Teringat perkataan bapak tersebut sebelumnya saya hanya tertawa dalam hati. Benar sekali ‘ada permainan’ dalam proses pembuatan e-ktp, dan bapak tersebut sudah memberikan contoh yang sangat jelas bagi saya.
Bukan menyoroti tentang ‘permainan’ didalam proses birokrasi di Indonesia ini. Hal ini sudah menjadi rahasia umum di Indonesia. Akan tetapi saya hanya menyoroti perilaku masyarakat kita yang seringkali ‘munafik’. Sering masyarakat kita mengutuk PNS dan birokrat yang terlibat KKN, akan tetapi kita tetap ikut dalam proses menyuburkan KKN.
Ibarat hukum pasar, penawaran dan permintaan, selagi ada permintaan, akan selalu ada pihak yang berusaha mengambil keuntungan dengan mengadakan penawaran dan menyediakan komoditi yang diminta.

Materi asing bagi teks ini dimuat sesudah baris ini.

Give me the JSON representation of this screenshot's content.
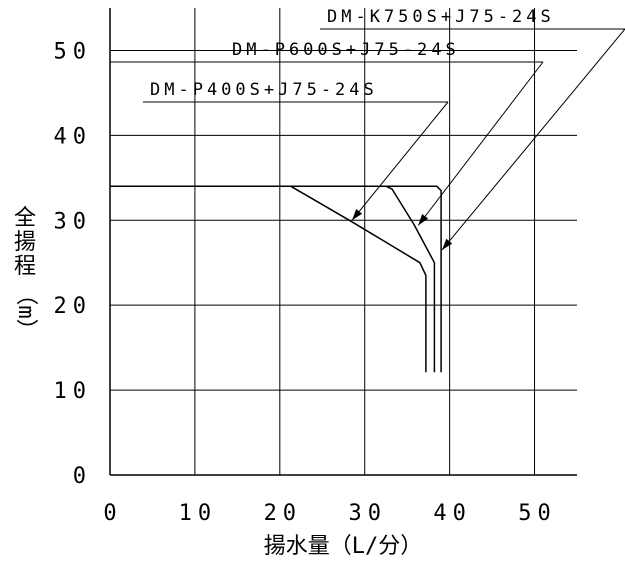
{
  "chart_data": {
    "type": "line",
    "title": "",
    "xlabel": "揚水量（L/分）",
    "ylabel_chars": [
      "全",
      "揚",
      "程"
    ],
    "ylabel_unit": "（m）",
    "xlim": [
      0,
      55
    ],
    "ylim": [
      0,
      55
    ],
    "x_ticks": [
      0,
      10,
      20,
      30,
      40,
      50
    ],
    "y_ticks": [
      0,
      10,
      20,
      30,
      40,
      50
    ],
    "grid": true,
    "series": [
      {
        "name": "DM-P400S+J75-24S",
        "points": [
          [
            0,
            34
          ],
          [
            21.3,
            34
          ],
          [
            28.2,
            30
          ],
          [
            36.5,
            25
          ],
          [
            37.2,
            23.5
          ],
          [
            37.2,
            12.1
          ]
        ]
      },
      {
        "name": "DM-P600S+J75-24S",
        "points": [
          [
            0,
            34
          ],
          [
            32.5,
            34
          ],
          [
            33.2,
            33.7
          ],
          [
            35.8,
            29.5
          ],
          [
            38.2,
            25
          ],
          [
            38.2,
            12.1
          ]
        ]
      },
      {
        "name": "DM-K750S+J75-24S",
        "points": [
          [
            0,
            34
          ],
          [
            38.5,
            34
          ],
          [
            39,
            33.5
          ],
          [
            39,
            12.1
          ]
        ]
      }
    ],
    "annotations": [
      {
        "text": "DM-P400S+J75-24S",
        "points_to": [
          28.5,
          30
        ]
      },
      {
        "text": "DM-P600S+J75-24S",
        "points_to": [
          36.3,
          29.4
        ]
      },
      {
        "text": "DM-K750S+J75-24S",
        "points_to": [
          39.1,
          26.5
        ]
      }
    ]
  }
}
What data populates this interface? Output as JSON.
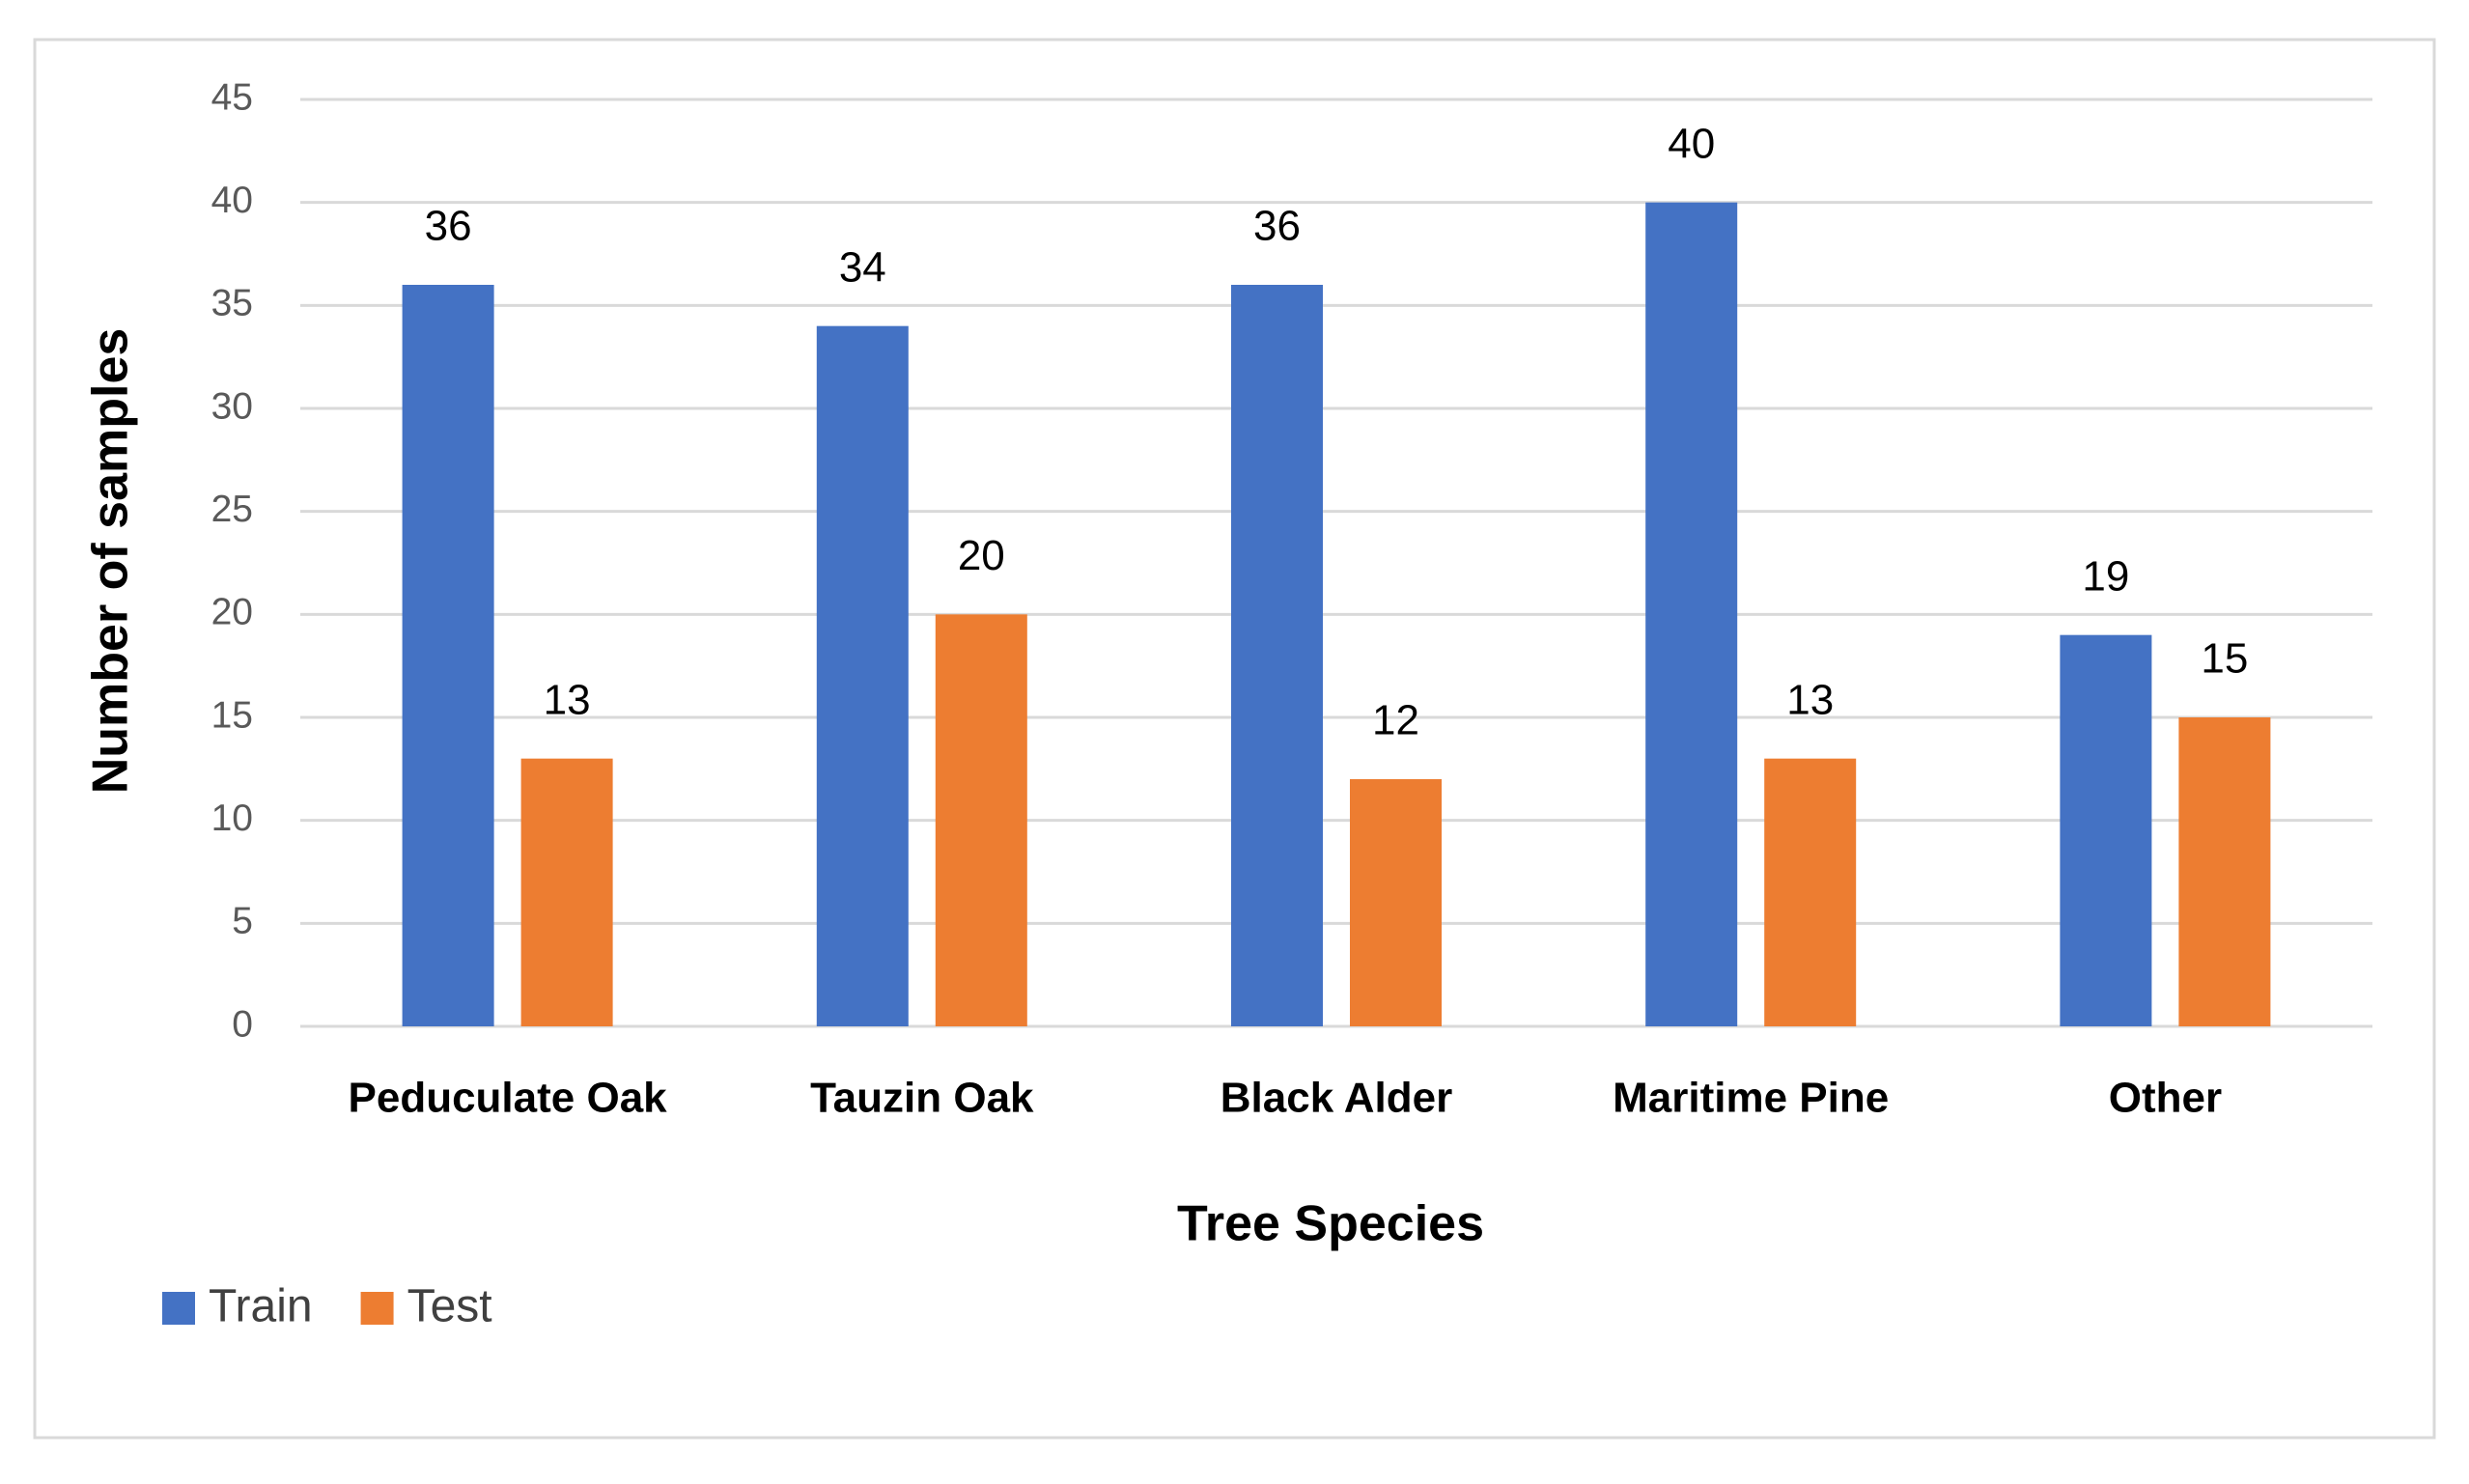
{
  "chart_data": {
    "type": "bar",
    "categories": [
      "Peduculate Oak",
      "Tauzin Oak",
      "Black Alder",
      "Maritime Pine",
      "Other"
    ],
    "series": [
      {
        "name": "Train",
        "color": "#4472c4",
        "values": [
          36,
          34,
          36,
          40,
          19
        ]
      },
      {
        "name": "Test",
        "color": "#ed7d31",
        "values": [
          13,
          20,
          12,
          13,
          15
        ]
      }
    ],
    "x_label": "Tree Species",
    "y_label": "Number of samples",
    "ylim": [
      0,
      45
    ],
    "yticks": [
      0,
      5,
      10,
      15,
      20,
      25,
      30,
      35,
      40,
      45
    ],
    "grid": true,
    "legend": "bottom-left"
  }
}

Oleh sebab itu untuk reformasi birokrasi terutama dalam hal pemberantasan gratifikasi dan pungli, kita juga harus juga menyasar ‘pasar’ atau ‘konsumen’ dari proses tersebut yaitu masyarakat, bukan hanya PNS atau para pejabat publik.
Masyarakat harus juga diberi kesadaran untuk bersabar mengikuti setiap tahapan proses birokrasi: menghilangkan faktor ‘permintaan’ sehingga pada akhirnya akan menghilangkan ‘penawaran’. Apabila para tetap saja ada ‘permintaan’ akan sulit sekali bagi para pejabat publik untuk melakukan tugasnya dengan baik, terutama bagi para petugas yang integritas pribadinya masih lemah.
Bapak yang tadi telah memberikan contoh terbaik akan sulitnya masyarakat kita untuk menghilangkan faktor ‘permintaan’. Para pemuka masyarakat yang kita hormati harus terdepan dalam memberikan contoh untuk merubah perilaku masyarakat kita yang cenderung suka ‘jalan pintas’.
Semoga masyarakat kita bisa ikut serta mendukung proses reformasi birokrasiyang tengah digalakkan oleh pemerintah.